Watch it: 30 for 30: The Luckiest Guy in the World, June 6, 8 p.m. on ESPN
Your Netflix watch of the week is here!
Manifest, Season 4 — Part 2 (Netflix original)
This supernatural drama series — about the passengers and crew of an airplane who suddenly reappear five years after they’ve been presumed dead — has had a supernatural journey all its own: Canceled by NBC in 2021 after three seasons, it became a megahit for Netflix, which green-lighted a fourth and final season split into two parts. The final 10 episodes are landing, just in time for the “Death Day” that is central to the show’s twisty mythology.
Watch it: Manifest on Netflix
Don’t miss this: The 12 Best Things Coming to Netflix in June
Your Prime Video watch of the week is here!
Deadloch (Amazon original series)
Imagine an Australian version of Fargo and you’ll get a sense of this comedic noir series. A pair of mismatched female detectives team up to crack a murder case in a sleepy seaside town that boasts a tongue-eating seal, yachts set ablaze and ceramic koalas for leaving anonymous tips.
Watch it: Deadloch on Prime Video
Don’t miss this: The 10 Best Things Coming to Prime Video in June
What’s new at the movies …
⭐⭐⭐⭐☆ Past Lives, PG-13
When her childhood friend Hae Sung (Teo Yoo) visits from their native Korea, Nora (Greta Lee, The Morning Show) — a modern Korean American woman — finds herself at a romantic crossroads. Will she remain with her supportive hipster husband, Arthur (John Magaro), with whom she shares a downtown Manhattan apartment? Or is the power of the past so compelling that she’ll embrace her soulmate/best friend whom she left two decades before when she emigrated with her family as a schoolgirl? In this leisurely, graceful, mesmerizing romance, the magnetic Lee navigates between the past and the present, pragmatism and magical possibilities, who she was versus who she is — and weighs the life she’s chosen against what might have been, and still could be. Consider this film the indie romance of the summer. —Thelma M. Adams (T.M.A.)
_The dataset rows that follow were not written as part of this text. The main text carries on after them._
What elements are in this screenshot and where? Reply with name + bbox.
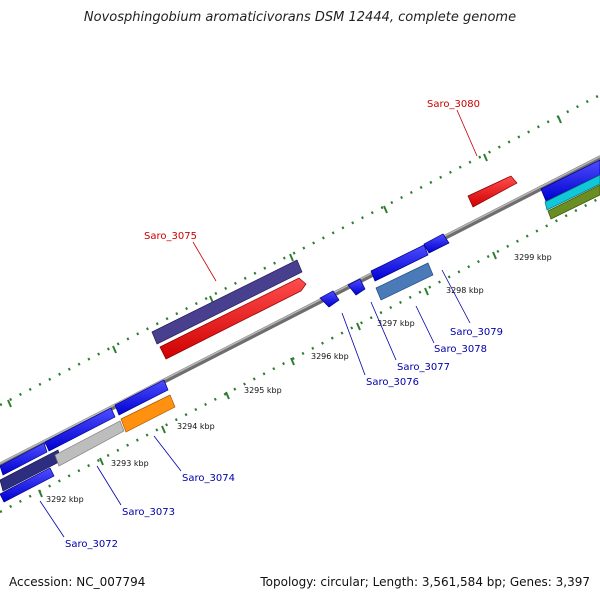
gene-feature-saro-3075-upper[interactable] — [151, 259, 303, 345]
gene-feature-saro-3075[interactable] — [159, 277, 307, 360]
outer-major-tick — [289, 253, 294, 262]
outer-major-tick — [112, 345, 117, 354]
leader-line-saro-3078 — [415, 305, 435, 344]
gene-feature-saro-3080[interactable] — [467, 175, 518, 208]
gene-label-saro-3077[interactable]: Saro_3077 — [397, 362, 450, 373]
outer-major-tick — [383, 205, 388, 214]
leader-line-saro-3079 — [441, 269, 471, 324]
inner-ruler-dots — [0, 196, 600, 514]
gene-labels: Saro_3072 Saro_3073 Saro_3074 Saro_3075 … — [65, 99, 503, 550]
gene-feature-saro-3073[interactable] — [54, 420, 125, 467]
outer-major-tick — [557, 115, 562, 124]
inner-ruler — [0, 196, 600, 514]
outer-major-tick — [483, 153, 488, 162]
tick-label: 3293 kbp — [111, 459, 149, 468]
gene-label-saro-3079[interactable]: Saro_3079 — [450, 327, 503, 338]
label-leader-lines — [39, 109, 478, 538]
inner-major-tick — [225, 391, 230, 400]
leader-line-saro-3080 — [456, 109, 478, 157]
gene-feature[interactable] — [423, 233, 450, 254]
gene-feature[interactable] — [544, 174, 600, 211]
gene-feature-saro-3078[interactable] — [375, 262, 434, 301]
gene-feature[interactable] — [114, 379, 169, 416]
gene-label-saro-3075[interactable]: Saro_3075 — [144, 231, 197, 242]
accession-text: Accession: NC_007794 — [9, 575, 146, 589]
gene-label-saro-3074[interactable]: Saro_3074 — [182, 473, 235, 484]
inner-major-tick — [290, 357, 295, 366]
forward-strand-genes — [0, 159, 600, 476]
gene-feature[interactable] — [370, 244, 429, 282]
gene-feature[interactable] — [44, 407, 116, 452]
inner-major-tick — [99, 457, 104, 466]
outer-ruler — [0, 93, 600, 408]
gene-feature-saro-3076[interactable] — [319, 290, 340, 308]
gene-label-saro-3080[interactable]: Saro_3080 — [427, 99, 480, 110]
genome-backbone-highlight — [0, 155, 600, 465]
inner-major-tick — [356, 322, 361, 331]
outer-ruler-dots — [0, 93, 600, 407]
tick-label: 3292 kbp — [46, 495, 84, 504]
inner-major-tick — [492, 251, 497, 260]
leader-line-saro-3072 — [39, 500, 65, 538]
gene-feature[interactable] — [547, 184, 600, 220]
leader-line-saro-3076 — [341, 312, 366, 376]
outer-major-tick — [7, 399, 12, 408]
gene-label-saro-3073[interactable]: Saro_3073 — [122, 507, 175, 518]
tick-label: 3297 kbp — [377, 319, 415, 328]
gene-feature-saro-3077[interactable] — [347, 278, 366, 296]
tick-label: 3299 kbp — [514, 253, 552, 262]
leader-line-saro-3073 — [96, 465, 122, 506]
tick-label: 3296 kbp — [311, 352, 349, 361]
genome-title: Novosphingobium aromaticivorans DSM 1244… — [83, 10, 517, 25]
tick-labels: 3292 kbp 3293 kbp 3294 kbp 3295 kbp 3296… — [46, 253, 552, 504]
inner-major-tick — [161, 425, 166, 434]
gene-feature[interactable] — [0, 442, 48, 476]
gene-feature-saro-3074[interactable] — [120, 394, 176, 433]
gene-label-saro-3076[interactable]: Saro_3076 — [366, 377, 419, 388]
reverse-strand-genes — [0, 262, 434, 503]
inner-major-tick — [38, 489, 43, 498]
leader-line-saro-3074 — [153, 435, 182, 472]
gene-label-saro-3072[interactable]: Saro_3072 — [65, 539, 118, 550]
tick-label: 3295 kbp — [244, 386, 282, 395]
leader-line-saro-3077 — [370, 301, 397, 361]
tick-label: 3298 kbp — [446, 286, 484, 295]
leader-line-saro-3075 — [192, 241, 217, 282]
genome-summary-text: Topology: circular; Length: 3,561,584 bp… — [260, 575, 590, 589]
inner-major-tick — [424, 287, 429, 296]
gene-label-saro-3078[interactable]: Saro_3078 — [434, 344, 487, 355]
tick-label: 3294 kbp — [177, 422, 215, 431]
gene-feature[interactable] — [540, 159, 600, 202]
gene-feature-saro-3072[interactable] — [0, 467, 55, 503]
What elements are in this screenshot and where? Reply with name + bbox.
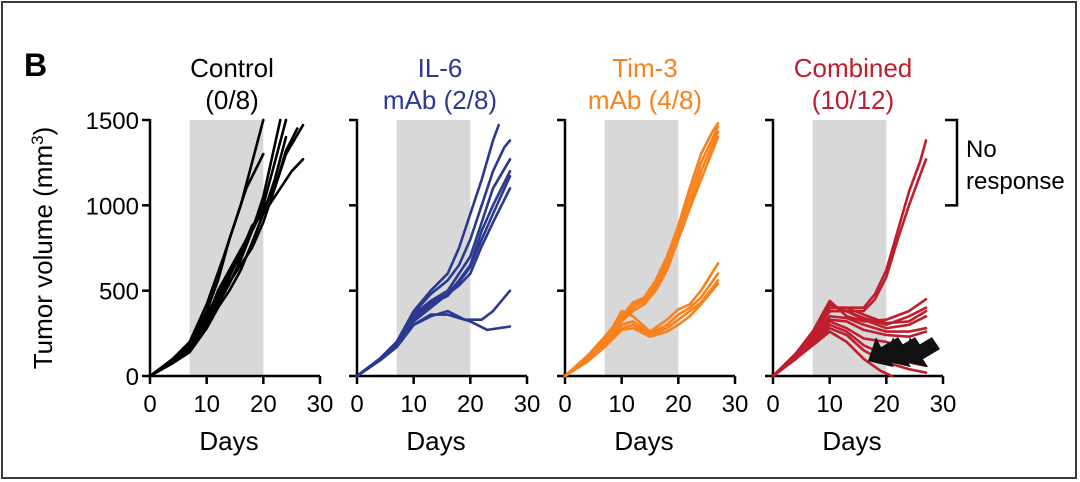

Watch it: Past Lives, June 2 in theaters
⭐⭐⭐⭐☆ The Boogeyman, PG-13
Dad never listens. The kids tell him there’s something lurking in the closet, or a shadow with eyes under the bed. His response? Denial. It’s been ever thus — and continues in The Boogeyman, the latest adaptation of a short story by Stephen King, 75, which foregrounds that familiar ghoul. In this don’t-open-that-door jump-fest, older sister Sadie (a grounded Sophie Thatcher from Yellowjackets) and younger Sawyer (charming Vivien Lyra Blair) keep informing their widowed therapist father (Chris Messina) that something’s rotten in their vintage house. He’s convinced that they suffer from post-traumatic stress disorder after their mother’s fatal car accident. Many dark and scary encounters later, Pops himself faces the horrifying ghoul. He belatedly discovers, in a psychiatrist-heal-thyself way, that his inability to parent is his greatest fear. He wasn’t listening. —T.M.A.